🤖 AI Summary
This work addresses general-purpose image fusion—specifically, the unsupervised, label-free integration of cross-modal images (e.g., infrared–visible, medical, multi-focus, multi-exposure) to enhance downstream detection and segmentation performance without modality-specific priors.
Method: We propose the first fusion-oriented self-supervised Multi-Path Consensus Mamba architecture. It incorporates a modality-agnostic feature enhancement module and a novel Bi-level Self-supervised Contrastive Learning (BSCL) loss. Leveraging spatial-channel-frequency domain rotational scanning and a multi-expert dynamic consensus mechanism, it preserves high-frequency details with zero computational overhead.

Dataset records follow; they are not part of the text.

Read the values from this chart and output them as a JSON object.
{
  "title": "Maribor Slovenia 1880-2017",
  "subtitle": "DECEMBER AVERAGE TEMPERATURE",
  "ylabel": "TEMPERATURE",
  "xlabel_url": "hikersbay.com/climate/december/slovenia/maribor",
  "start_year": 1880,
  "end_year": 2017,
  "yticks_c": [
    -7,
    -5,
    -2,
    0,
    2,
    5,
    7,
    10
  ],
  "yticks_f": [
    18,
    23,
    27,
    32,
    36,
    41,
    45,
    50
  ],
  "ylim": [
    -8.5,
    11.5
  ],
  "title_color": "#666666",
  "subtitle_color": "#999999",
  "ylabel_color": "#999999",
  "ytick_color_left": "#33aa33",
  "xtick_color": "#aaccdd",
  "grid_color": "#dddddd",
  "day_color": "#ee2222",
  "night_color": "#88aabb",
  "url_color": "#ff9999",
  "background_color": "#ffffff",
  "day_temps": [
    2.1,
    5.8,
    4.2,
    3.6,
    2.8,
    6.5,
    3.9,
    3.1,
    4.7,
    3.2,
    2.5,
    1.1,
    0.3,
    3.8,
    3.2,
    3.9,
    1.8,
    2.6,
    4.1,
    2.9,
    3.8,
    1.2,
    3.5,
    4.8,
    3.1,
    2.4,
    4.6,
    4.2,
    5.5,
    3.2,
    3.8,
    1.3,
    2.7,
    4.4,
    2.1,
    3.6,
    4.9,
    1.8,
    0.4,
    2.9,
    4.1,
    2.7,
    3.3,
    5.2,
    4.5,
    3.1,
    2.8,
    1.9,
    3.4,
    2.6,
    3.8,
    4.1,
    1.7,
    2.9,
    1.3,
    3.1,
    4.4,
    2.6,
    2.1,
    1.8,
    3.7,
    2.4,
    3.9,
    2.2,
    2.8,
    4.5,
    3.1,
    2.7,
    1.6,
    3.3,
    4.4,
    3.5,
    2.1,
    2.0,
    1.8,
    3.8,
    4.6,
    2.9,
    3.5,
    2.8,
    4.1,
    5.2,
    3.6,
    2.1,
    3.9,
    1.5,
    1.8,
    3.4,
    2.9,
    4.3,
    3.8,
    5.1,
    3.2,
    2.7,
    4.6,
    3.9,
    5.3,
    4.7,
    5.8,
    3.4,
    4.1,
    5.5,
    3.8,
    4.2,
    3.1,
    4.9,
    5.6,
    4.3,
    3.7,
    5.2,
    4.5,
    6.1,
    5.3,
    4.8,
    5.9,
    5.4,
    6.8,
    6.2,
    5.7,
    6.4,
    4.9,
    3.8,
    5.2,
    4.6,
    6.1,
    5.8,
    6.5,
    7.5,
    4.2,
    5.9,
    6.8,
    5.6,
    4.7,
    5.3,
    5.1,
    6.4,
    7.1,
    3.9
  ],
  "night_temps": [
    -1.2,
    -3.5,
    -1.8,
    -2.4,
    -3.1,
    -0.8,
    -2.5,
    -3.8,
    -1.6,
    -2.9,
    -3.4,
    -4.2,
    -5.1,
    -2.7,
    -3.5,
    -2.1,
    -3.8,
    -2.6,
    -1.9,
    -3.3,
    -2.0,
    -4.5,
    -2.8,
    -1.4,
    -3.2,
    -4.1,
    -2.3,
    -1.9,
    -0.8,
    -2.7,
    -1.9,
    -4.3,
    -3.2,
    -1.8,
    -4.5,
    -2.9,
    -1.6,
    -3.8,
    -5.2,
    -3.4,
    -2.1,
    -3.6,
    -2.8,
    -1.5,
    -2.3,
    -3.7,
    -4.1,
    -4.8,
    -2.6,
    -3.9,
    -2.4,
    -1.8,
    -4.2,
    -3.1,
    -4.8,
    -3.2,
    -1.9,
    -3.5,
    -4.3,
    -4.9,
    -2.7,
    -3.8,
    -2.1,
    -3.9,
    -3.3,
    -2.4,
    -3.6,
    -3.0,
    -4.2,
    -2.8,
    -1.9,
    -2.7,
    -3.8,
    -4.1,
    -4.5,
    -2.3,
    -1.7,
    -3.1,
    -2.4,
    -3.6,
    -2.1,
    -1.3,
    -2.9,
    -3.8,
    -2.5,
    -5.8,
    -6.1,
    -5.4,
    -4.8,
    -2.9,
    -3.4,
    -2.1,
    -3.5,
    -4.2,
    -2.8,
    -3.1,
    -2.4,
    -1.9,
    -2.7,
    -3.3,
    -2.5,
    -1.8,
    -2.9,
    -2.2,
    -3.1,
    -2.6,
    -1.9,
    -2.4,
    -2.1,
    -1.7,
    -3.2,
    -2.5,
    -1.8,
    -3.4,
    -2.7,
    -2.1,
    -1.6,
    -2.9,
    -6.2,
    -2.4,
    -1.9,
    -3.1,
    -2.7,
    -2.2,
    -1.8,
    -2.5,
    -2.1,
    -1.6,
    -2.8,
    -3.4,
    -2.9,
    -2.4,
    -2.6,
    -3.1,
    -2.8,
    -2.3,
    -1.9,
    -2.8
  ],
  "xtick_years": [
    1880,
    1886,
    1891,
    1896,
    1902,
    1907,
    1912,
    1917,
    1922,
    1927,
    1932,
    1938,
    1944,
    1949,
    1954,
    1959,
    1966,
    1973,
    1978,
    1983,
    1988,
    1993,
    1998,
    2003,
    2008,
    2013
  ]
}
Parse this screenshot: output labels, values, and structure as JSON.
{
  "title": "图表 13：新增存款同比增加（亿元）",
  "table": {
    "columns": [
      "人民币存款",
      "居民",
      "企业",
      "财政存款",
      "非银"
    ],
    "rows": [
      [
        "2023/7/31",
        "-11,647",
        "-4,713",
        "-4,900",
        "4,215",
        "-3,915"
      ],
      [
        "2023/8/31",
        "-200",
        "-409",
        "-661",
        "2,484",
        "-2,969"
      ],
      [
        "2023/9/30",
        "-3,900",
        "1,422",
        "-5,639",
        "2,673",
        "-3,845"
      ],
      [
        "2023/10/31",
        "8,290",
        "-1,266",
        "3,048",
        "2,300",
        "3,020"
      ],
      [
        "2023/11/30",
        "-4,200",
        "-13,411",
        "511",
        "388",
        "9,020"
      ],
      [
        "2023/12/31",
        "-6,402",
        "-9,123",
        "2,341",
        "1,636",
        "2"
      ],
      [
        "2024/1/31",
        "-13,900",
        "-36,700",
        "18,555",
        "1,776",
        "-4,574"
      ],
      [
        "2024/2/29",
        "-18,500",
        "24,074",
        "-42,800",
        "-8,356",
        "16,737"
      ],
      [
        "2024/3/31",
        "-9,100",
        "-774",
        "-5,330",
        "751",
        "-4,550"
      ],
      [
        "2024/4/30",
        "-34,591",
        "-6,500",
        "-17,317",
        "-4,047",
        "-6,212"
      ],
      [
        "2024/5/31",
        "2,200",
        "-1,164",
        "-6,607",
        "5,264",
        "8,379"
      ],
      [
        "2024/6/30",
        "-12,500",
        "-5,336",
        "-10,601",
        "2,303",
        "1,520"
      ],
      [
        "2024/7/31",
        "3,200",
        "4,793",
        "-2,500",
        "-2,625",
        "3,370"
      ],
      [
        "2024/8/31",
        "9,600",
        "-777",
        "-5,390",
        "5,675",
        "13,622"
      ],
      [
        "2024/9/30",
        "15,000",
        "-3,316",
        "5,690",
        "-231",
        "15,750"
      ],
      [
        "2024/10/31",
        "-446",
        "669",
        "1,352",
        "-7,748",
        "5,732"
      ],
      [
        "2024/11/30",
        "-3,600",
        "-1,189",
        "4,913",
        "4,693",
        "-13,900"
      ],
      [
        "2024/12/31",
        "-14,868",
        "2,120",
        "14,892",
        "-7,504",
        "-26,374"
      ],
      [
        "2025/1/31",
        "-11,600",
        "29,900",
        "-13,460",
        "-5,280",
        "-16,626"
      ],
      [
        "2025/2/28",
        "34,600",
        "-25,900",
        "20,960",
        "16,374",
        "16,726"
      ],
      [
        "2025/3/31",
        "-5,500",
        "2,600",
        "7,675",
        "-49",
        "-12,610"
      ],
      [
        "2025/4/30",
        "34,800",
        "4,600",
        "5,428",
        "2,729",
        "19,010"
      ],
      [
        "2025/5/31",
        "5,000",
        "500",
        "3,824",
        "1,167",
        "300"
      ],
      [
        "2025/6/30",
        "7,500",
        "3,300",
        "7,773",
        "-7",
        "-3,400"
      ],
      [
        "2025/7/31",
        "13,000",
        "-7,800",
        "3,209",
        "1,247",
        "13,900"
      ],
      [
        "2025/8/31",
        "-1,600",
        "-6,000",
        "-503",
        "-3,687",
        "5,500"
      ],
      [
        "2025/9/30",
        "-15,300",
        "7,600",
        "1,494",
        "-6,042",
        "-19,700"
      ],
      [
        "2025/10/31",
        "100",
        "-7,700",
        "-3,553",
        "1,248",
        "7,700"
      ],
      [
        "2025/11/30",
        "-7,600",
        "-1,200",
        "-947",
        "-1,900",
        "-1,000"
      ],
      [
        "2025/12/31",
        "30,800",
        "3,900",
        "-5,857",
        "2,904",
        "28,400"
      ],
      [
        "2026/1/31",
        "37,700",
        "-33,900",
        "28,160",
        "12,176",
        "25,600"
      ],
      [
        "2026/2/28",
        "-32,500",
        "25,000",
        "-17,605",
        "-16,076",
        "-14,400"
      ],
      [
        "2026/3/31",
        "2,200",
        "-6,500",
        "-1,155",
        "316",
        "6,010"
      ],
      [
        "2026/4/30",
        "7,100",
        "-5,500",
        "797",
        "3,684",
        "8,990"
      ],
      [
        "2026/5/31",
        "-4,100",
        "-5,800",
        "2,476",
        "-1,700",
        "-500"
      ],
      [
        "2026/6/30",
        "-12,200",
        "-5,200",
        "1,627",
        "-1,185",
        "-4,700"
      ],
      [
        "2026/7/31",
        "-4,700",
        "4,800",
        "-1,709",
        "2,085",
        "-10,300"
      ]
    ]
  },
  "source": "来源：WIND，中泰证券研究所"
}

Results: Extensive experiments demonstrate state-of-the-art performance across four fundamental fusion tasks and their corresponding downstream vision tasks, validating the method’s strong generalization, computational efficiency, and practical applicability.
📝 Abstract
Image fusion integrates complementary information from different modalities to generate high-quality fused images, thereby enhancing downstream tasks such as object detection and semantic segmentation. Unlike task-specific techniques that primarily focus on consolidating inter-modal information, general image fusion needs to address a wide range of tasks while improving performance without increasing complexity. To achieve this, we propose SMC-Mamba, a Self-supervised Multiplex Consensus Mamba framework for general image fusion. Specifically, the Modality-Agnostic Feature Enhancement (MAFE) module preserves fine details through adaptive gating and enhances global representations via spatial-channel and frequency-rotational scanning. The Multiplex Consensus Cross-modal Mamba (MCCM) module enables dynamic collaboration among experts, reaching a consensus to efficiently integrate complementary information from multiple modalities. The cross-modal scanning within MCCM further strengthens feature interactions across modalities, facilitating seamless integration of critical information from both sources. Additionally, we introduce a Bi-level Self-supervised Contrastive Learning Loss (BSCL), which preserves high-frequency information without increasing computational overhead while simultaneously boosting performance in downstream tasks. Extensive experiments demonstrate that our approach outperforms state-of-the-art (SOTA) image fusion algorithms in tasks such as infrared-visible, medical, multi-focus, and multi-exposure fusion, as well as downstream visual tasks.